Domingo. Festa do Bom Pastor. Óptima disposição.

Procuro ir fixando algumas regras e um horário. Primeiro, o café, trazido pelas 8 e meia, desta vez acompanhado com o belo pão escuro. A seguir, um pouco de ginástica. Depois, a higiene (entretanto, atinge-se o meio da manhã – e um dos grandes problemas aqui é encher o tempo). Finalmente, o fazer da cama, com um cuidado e uma minúcia muito superiores aos da Helena, e a arrumação do quarto.
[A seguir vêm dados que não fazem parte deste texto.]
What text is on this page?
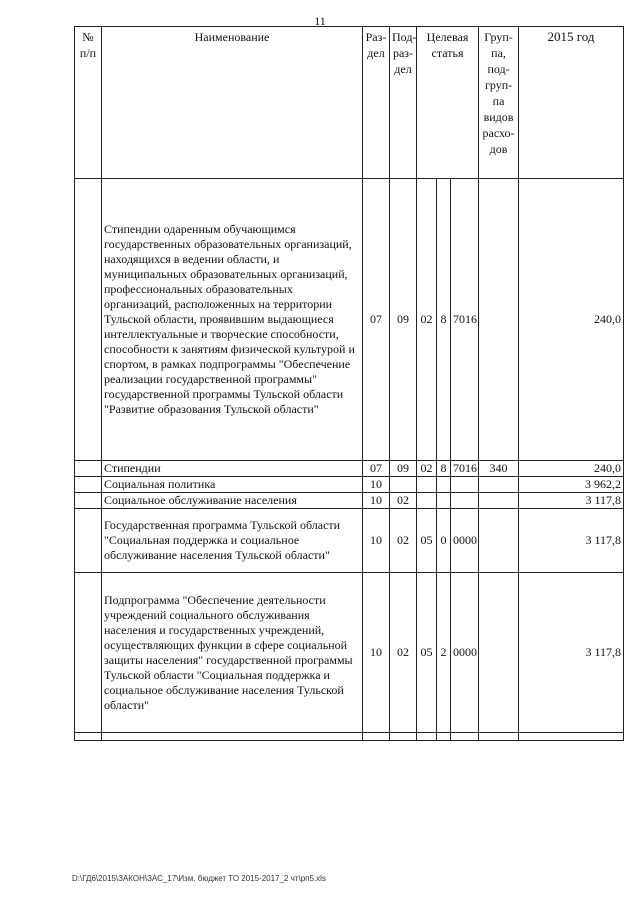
11
№ п/п	Наименование	Раз- дел	Под- раз- дел	Целевая статья			Груп- па, под- груп- па видов расхо- дов	2015 год
	Стипендии одаренным обучающимся государственных образовательных организаций, находящихся в ведении области, и муниципальных образовательных организаций, профессиональных образовательных организаций, расположенных на территории Тульской области, проявившим выдающиеся интеллектуальные и творческие способности, способности к занятиям физической культурой и спортом, в рамках подпрограммы "Обеспечение реализации государственной программы" государственной программы Тульской области "Развитие образования Тульской области"	07	09	02	8	7016		240,0
	Стипендии	07	09	02	8	7016	340	240,0
	Социальная политика	10						3 962,2
	Социальное обслуживание населения	10	02					3 117,8
	Государственная программа Тульской области "Социальная поддержка и социальное обслуживание населения Тульской области"	10	02	05	0	0000		3 117,8
	Подпрограмма "Обеспечение деятельности учреждений социального обслуживания населения и государственных учреждений, осуществляющих функции в сфере социальной защиты населения" государственной программы Тульской области "Социальная поддержка и социальное обслуживание населения Тульской области"	10	02	05	2	0000		3 117,8

D:\ГД6\2015\ЗАКОН\ЗАС_17\Изм. бюджет ТО 2015-2017_2 чт\рп5.xls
Fica, então, tudo pronto, e procuro juntar-me à Natália e aos filhos, à família, aos inúmeros amigos, a toda a comunidade cristã, no dia do Senhor. Tento fazer um arremedo da Missa: a liturgia da família e o ofertório. Relembro com dificuldade as orações da entrada, o Kyrie, o Glória. Componho uma oração do próprio, verifico não fazer nenhuma ideia da epístola do dia, mas sei quase de cor o Evangelho. Faço, até, uma homilia, dirigida a mim próprio, evidentemente, com a cabeça encostada às grades da janela. Na oração dos fiéis, procuro lembrar-me de todos, especialmente dos companheiros desconhecidos, dos amigos que estão longe e daqueles que se sentem isolados; não esqueço, mesmo, a habitual prece pelos governantes. Sinto uma grande paz, que exclui qualquer possibilidade de rancor e que é, sem dúvida, obra do Espírito do Senhor. Ao ofertório, parece-me pouco e bem simples aquilo que tenho para oferecer: nem angústia, nem dor, nem doença, nem privação, nem desentendimento. Comungo, em espírito, e dou graças. Olho para o relógio de sol que estou a organizar, constituído por um candeeiro de coluna, cuja sombra vai girando ao longo do dia: a missa deve ter durado 1 hora. Entra o almoço, com canja de galinha, mas ainda sem vinho, nem sequer aos domingos.

Documento manuscrito, abril de 1967, inédito.